Like Donegal most of the Sligo coastline is wave rich. The seaside village of Strandhill, just out side of Sligo Town is one of Ireland’s most popular beach breaks. West Sligo, an area renowned for its quality surf, takes in Aughris, Easkey and Enniscrone.
The main locations for surfing in Mayo include Belmullet, Achill Island and the beaches around in the Westport/ Louisburgh area.
Galway does not have the same abundance of waves as other west coast counties however there are some good surfing location in the county particularly around the Clifden area.

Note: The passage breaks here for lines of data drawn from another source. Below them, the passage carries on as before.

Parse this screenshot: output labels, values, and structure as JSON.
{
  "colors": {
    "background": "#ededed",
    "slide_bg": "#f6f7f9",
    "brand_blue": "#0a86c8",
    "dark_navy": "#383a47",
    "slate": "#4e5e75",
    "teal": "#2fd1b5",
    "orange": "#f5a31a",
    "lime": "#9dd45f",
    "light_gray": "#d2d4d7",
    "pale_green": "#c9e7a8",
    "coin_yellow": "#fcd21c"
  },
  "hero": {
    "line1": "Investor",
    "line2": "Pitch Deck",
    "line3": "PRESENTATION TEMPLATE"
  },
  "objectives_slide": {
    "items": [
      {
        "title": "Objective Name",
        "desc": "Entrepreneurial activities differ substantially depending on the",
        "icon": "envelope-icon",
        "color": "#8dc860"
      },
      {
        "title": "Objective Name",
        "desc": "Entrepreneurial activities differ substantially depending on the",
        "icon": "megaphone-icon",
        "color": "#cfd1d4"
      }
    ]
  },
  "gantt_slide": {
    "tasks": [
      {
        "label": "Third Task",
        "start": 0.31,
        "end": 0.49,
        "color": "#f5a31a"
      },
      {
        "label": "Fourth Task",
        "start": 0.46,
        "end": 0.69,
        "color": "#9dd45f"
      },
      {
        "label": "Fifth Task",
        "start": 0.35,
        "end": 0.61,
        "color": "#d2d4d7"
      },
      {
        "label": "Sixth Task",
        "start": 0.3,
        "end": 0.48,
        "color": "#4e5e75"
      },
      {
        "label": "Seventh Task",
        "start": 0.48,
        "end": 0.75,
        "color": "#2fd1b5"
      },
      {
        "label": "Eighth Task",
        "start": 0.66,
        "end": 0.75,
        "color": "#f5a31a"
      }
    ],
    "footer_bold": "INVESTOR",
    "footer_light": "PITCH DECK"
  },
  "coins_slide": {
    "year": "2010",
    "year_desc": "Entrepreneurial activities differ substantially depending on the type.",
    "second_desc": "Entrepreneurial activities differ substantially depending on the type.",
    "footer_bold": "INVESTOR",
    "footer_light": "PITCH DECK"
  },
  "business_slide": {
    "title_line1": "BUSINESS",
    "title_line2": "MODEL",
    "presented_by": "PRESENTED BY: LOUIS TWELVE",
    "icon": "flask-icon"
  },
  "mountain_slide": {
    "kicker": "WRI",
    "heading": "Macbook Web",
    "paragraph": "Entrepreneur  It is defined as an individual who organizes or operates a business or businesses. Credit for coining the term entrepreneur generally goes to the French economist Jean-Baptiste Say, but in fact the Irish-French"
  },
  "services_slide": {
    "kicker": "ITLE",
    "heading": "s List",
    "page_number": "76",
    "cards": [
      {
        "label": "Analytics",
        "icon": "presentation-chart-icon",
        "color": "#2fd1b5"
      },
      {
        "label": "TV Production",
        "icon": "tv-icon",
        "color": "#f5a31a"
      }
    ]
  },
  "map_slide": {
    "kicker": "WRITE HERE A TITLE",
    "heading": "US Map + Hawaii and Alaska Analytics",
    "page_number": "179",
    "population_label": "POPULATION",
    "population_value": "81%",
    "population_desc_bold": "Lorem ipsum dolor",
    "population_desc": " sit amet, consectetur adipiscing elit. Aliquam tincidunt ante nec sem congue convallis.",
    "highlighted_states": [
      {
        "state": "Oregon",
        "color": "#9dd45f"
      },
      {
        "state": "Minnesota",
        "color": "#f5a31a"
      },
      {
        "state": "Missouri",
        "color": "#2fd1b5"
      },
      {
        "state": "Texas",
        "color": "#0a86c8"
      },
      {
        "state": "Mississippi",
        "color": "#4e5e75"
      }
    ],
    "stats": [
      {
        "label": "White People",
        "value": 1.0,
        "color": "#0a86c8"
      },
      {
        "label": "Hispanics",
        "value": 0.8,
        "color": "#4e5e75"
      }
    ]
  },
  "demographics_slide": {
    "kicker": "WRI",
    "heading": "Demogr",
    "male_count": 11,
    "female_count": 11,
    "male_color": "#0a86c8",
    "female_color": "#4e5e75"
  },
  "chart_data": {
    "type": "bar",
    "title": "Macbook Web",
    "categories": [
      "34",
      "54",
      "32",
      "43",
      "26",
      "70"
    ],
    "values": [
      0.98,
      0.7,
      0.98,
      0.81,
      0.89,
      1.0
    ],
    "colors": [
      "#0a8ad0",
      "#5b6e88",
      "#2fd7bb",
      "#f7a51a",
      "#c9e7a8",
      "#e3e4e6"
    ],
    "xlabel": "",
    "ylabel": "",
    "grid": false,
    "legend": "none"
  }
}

Lahinch is the centre of surfing in Co Clare with waves scattered all along this very exposed coastline. There are numerous surf shops and school catering for a surfer's every need.
Kerry’s diverse coastline host many surf spots from beach to reef to point. The most popular locations are Ballybunion and Castlegregory with surf schools and shops in the County.
The beaches surrounding Clonakilty are some of the most popular however there is surf along most of the Cork coast. There are surf schools and shops at the main locations and in Cork City.
The main location is Tramore, a short drive from Waterford. This seaside town has long been established as a surfing centre and is home to one of Ireland’s oldest and most active surf clubs, the T-Bay Surf Club.
Although the surf on the East Coast is not as consistent as the rest of the Irish coastline it does occasionally have waves. The East Coast Surf Club based in Dublin is one of the largest surf clubs in the county and members regularly surf on the beaches to the North and South of Dublin.